Sep 1 2021 Day 170 Proverbs 23:1–35



Surely there is a future, and your hope will not be cut off.



The greatest of these is love. While that’s true, I think the second greatest of these is hope. Or for some people it might be the greatest of these. Hope is what keeps us going. Hope keeps us from being despondent. Hope lets us continue to trudge on, even as countries fall apart, pandemics rage, illnesses continue.

In hope there is a sense of expectation; we know it’s not objective or factual. Hope enters the realm of wishing and dreaming and aspiring. Without hope, we cannot imagine much about tomorrow that’s good. Tomorrow becomes the sad result of today’s sad events. Hope changes that, and lets us think of better things, of better times.

Hope feels more tenuous, more fragile. I like the idea that my ability to be hope-full comes from forces outside me. True, it’s up to me to apply that hope, but sometimes, I feel like I’m hopeful despite every rational fact I see. I like the idea that my hope will not be cut off. I always have the opportunity and invitation to hope. More important, I always have the capacity to hope.

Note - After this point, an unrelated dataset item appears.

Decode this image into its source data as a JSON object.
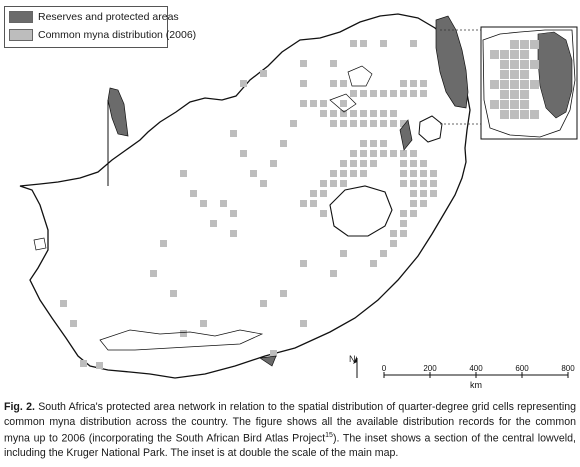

It’s interesting to think about hope and those who are really really in a bad place. People in the ICU because of the pandemic, people in Afghanistan, the homeless and with a serious brain disorder. I believe they have the same invitation to hope, and the same capacity. They just might not know it. Our job, I believe, is to remind others about their God-given capacity to be hopeful, rather than in despair. Our job is to love people enough so they see that for themselves.